Cómo conocer gente en un bar sin mozos
No imagino procedimiento más imperfecto para conocer a alguien que un casting. Y digo conocer y no evaluar porque cualquier encuentro es una excusa para descubrir al otro, y esta tarea es imposible en una situación que inevitablemente está atravesada por las expectativas y el deseo de confirmar los propios prejuicios.
Pero lo cierto es que la metodología del casting se ha popularizado en muchas áreas de nuestra vida. La impresión de este primer encuentro siempre genera una huella indeleble en nuestra memoria. Fija un juicio sobre el otro que difícilmente cambie con el tiempo. A menos que devenga en una relación amorosa, donde el afecto o el sexo diluyan esa primera instantánea. Pero para los encuentros de tipo profesional un bar es siempre el escenario propicio. Permite dar por terminado el evento con elegancia si la situación se torna insostenible, o pedir una tregua simulando una salida al baño.
Los bares nos muestran al desnudo. Pero no es el escenario en sí lo que produce este efecto, sino la interacción con el mozo. Parecen detalles: si lo miramos a los ojos cuando nos toma el pedido, si interrumpimos la conversación para responderle si preferimos jarrita o taza, cómo medimos nuestra reacción cuando nos traen dos medialunas de grasa y las habíamos pedido de manteca. En ese instante queda depuesto el muñeco, se suspende el acting que interpretamos en toda primer cita, no hay impostura: somos lo que le respondemos al mozo que nos toca en gracia.
Hace unos días tuve que conocer a un señor, y siguiendo el método que acabo de referir, le propuse que nos encontráramos en un bar cerca de su casa. Lo eligió él, y al llegar descubrí que se trataba de una conocida cadena de locales de café que se caracteriza por no tener personal en las mesas.
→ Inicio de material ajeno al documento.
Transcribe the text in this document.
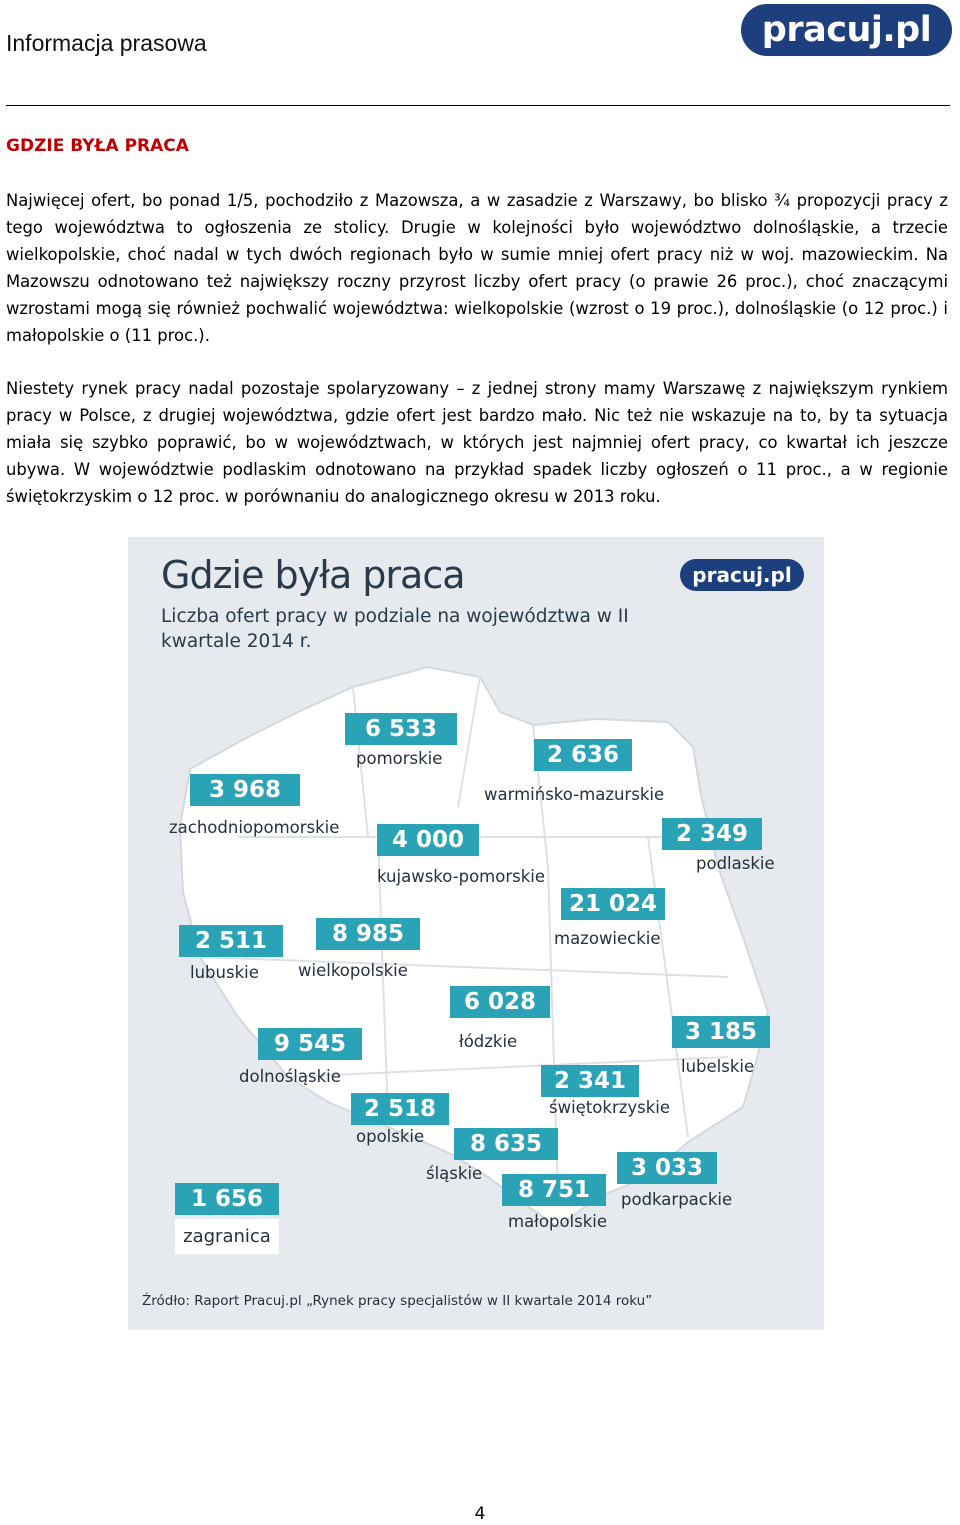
Informacja prasowa	pracuj.pl
GDZIE BYŁA PRACA
Najwięcej ofert, bo ponad 1/5, pochodziło z Mazowsza, a w zasadzie z Warszawy, bo blisko ¾ propozycji pracy z tego województwa to ogłoszenia ze stolicy. Drugie w kolejności było województwo dolnośląskie, a trzecie wielkopolskie, choć nadal w tych dwóch regionach było w sumie mniej ofert pracy niż w woj. mazowieckim. Na Mazowszu odnotowano też największy roczny przyrost liczby ofert pracy (o prawie 26 proc.), choć znaczącymi wzrostami mogą się również pochwalić województwa: wielkopolskie (wzrost o 19 proc.), dolnośląskie (o 12 proc.) i małopolskie o (11 proc.).
Niestety rynek pracy nadal pozostaje spolaryzowany – z jednej strony mamy Warszawę z największym rynkiem pracy w Polsce, z drugiej województwa, gdzie ofert jest bardzo mało. Nic też nie wskazuje na to, by ta sytuacja miała się szybko poprawić, bo w województwach, w których jest najmniej ofert pracy, co kwartał ich jeszcze ubywa. W województwie podlaskim odnotowano na przykład spadek liczby ogłoszeń o 11 proc., a w regionie świętokrzyskim o 12 proc. w porównaniu do analogicznego okresu w 2013 roku.
Gdzie była praca
Liczba ofert pracy w podziale na województwa w II kwartale 2014 r.
pracuj.pl
6 533
pomorskie	2 636
warmińsko-mazurskie
3 968
zachodniopomorskie	4 000
kujawsko-pomorskie
2 349
podlaskie
21 024
mazowieckie
2 511
lubuskie
8 985
wielkopolskie
6 028
łódzkie
9 545
dolnośląskie
3 185
lubelskie
2 341
świętokrzyskie
2 518
opolskie	8 635
śląskie	3 033
podkarpackie
8 751
małopolskie
1 656
zagranica
Źródło: Raport Pracuj.pl „Rynek pracy specjalistów w II kwartale 2014 roku”
4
Me encontré con el señor en cuestión y, mientras esperábamos para hacer nuestro pedido, le pregunté por qué había elegido un bar que no contrataba mozos pero el precio del café se triplicaba respecto del de los locales que sí los contrataban. No llegó a responderme. Porque nunca se lo había preguntado. La cajera justo nos instó a hacer el pedido y a tal punto nos abrumó de opciones que le rogué que decidiera ella el tamaño y la cantidad de espuma. Entonces nos pidieron nuestros nombres para anotarlos en el pedido. Y yo dije el mío, naturalmente, pero mi acompañante dijo llamarse Claudio.
Nos sentamos en unos banquitos a esperar, y le pregunte si Claudio era su segundo nombre, porque hasta donde yo sabía este señor se llamaba Augusto. No me llamo Claudio, me dijo él, soy solo Augusto. Por eso vengo a este café. Porque me pongo el nombre que quiero y por un rato puedo ser otro. Así partió feliz con su falsa identidad rumbo a la barra, en busca de dos vasos descartables rebosantes de café orgánico. Luego, la conversación fue de lo más amable, porque Claudio resultó ser una persona encantadora. El café no estaba mal, y me llevé una excelente impresión de mi interlocutor. Sólo lamento no haber conocido a Augusto, y quedarme con la duda de como habría reaccionado si algún mozo confundía el edulcorante de aspartamo con el de sucralosa.